We’ve still got that Bangkok feeling but have less than a month left to enjoy it before coming back home.  So we’re trying to do everything that we haven’t gotten around to doing yet.  We expect even greater activity when Olivia and Aaron arrive, including a trip to Krabi for some surf and, for Olivia and Aaron, some rock climbing. 

Santana came to Bangkok, and a group of us met at Doug and Yim’s restaurant and headed out to the Impact Arena for dinner and the big concert.  The arena went dark and BAM!! the music hit.  It went for two hours straight and was great.  Santana dates back to Woodstock, so the age spread of his audience was wide.  So, as people began to dance, they did so with steps and moves from across the decades.  It was like watching the evolution of Rock.  A few rows down a Thai woman was dancing like Goldie Hawn of yore.  What looked like a tin of Tiger Balm bulged in her right hip pocket and reminded me of a Skol tin in silhouette.  After the concert, we returned to Doug and Yim’s house, which is a fabulous one they built of teak and Italian marble.  Out front they have an mango tree and beneath that a carp pond.  A bridge over the pond leads to the spirit house.  We all enjoyed ending our grand evening there and taxied back our separate ways in the early morning.

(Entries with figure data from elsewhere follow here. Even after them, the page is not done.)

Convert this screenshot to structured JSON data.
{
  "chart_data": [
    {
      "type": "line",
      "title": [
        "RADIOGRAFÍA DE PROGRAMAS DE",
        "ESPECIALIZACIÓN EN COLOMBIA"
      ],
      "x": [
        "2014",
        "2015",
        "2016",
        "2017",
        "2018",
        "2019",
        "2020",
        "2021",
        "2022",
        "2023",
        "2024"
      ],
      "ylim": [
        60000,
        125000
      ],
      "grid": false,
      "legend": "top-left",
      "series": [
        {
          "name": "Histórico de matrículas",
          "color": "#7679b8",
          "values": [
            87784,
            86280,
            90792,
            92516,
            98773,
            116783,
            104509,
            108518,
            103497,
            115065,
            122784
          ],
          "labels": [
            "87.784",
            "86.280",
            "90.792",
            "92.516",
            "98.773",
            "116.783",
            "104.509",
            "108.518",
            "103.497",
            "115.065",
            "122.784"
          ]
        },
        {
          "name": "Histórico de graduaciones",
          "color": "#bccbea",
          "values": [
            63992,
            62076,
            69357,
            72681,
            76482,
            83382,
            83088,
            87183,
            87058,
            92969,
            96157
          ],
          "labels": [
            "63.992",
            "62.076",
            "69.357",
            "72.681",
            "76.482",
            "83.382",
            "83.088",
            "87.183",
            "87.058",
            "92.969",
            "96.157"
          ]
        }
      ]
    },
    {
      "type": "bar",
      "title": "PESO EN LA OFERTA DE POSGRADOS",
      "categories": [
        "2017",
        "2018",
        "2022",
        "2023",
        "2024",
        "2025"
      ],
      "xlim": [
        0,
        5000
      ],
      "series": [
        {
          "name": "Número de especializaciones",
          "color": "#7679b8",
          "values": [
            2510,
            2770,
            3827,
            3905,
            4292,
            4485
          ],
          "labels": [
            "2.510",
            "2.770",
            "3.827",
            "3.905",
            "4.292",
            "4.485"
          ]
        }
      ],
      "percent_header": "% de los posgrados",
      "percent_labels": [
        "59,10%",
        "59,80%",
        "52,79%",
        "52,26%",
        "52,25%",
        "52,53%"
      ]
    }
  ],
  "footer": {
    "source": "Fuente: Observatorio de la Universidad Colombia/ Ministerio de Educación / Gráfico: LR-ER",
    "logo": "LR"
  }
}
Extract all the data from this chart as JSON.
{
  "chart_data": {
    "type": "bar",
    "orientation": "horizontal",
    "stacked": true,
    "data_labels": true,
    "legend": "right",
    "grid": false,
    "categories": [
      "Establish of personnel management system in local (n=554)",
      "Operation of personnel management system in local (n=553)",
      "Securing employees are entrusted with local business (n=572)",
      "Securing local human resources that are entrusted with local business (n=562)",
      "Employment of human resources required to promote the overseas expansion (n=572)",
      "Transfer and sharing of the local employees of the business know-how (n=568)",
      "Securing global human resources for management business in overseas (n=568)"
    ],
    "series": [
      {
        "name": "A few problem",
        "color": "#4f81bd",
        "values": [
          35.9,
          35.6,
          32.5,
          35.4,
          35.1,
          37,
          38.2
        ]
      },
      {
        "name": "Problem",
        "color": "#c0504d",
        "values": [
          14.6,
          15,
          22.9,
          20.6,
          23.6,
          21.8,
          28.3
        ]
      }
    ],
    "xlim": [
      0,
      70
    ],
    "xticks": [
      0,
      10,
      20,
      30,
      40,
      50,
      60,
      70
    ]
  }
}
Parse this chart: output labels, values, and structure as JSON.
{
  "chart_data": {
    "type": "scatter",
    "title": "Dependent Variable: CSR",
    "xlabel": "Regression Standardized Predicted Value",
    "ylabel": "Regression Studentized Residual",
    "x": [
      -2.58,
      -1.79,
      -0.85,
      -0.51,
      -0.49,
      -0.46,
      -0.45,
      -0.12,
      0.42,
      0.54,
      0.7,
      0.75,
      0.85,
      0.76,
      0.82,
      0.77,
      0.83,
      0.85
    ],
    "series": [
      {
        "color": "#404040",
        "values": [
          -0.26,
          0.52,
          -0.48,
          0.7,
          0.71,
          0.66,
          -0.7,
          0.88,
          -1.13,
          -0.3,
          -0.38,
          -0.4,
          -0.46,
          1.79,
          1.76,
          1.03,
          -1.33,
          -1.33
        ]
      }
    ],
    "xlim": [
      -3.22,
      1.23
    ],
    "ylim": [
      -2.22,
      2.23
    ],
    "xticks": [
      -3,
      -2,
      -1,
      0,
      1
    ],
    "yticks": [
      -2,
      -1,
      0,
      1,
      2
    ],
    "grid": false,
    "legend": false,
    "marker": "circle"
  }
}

Fish Story.  Ray and I spent a day at Bungramsan Lake, once a gravel pit, now a deep fresh water fish reserve just outside Bangkok.  Here you can catch and release giant fresh water specimens of the giant Mekong catfish, its cousin, plaa suay, carp and others mentioned on the picture of the sign.  Ray is not only a career English language teacher for the British Council, he is also a serious and skilled fisherman.  He taught me a lot.  We estimated our day’s catch of ten fish at about 200 pounds.  This estimate does not count the really big ones that got away.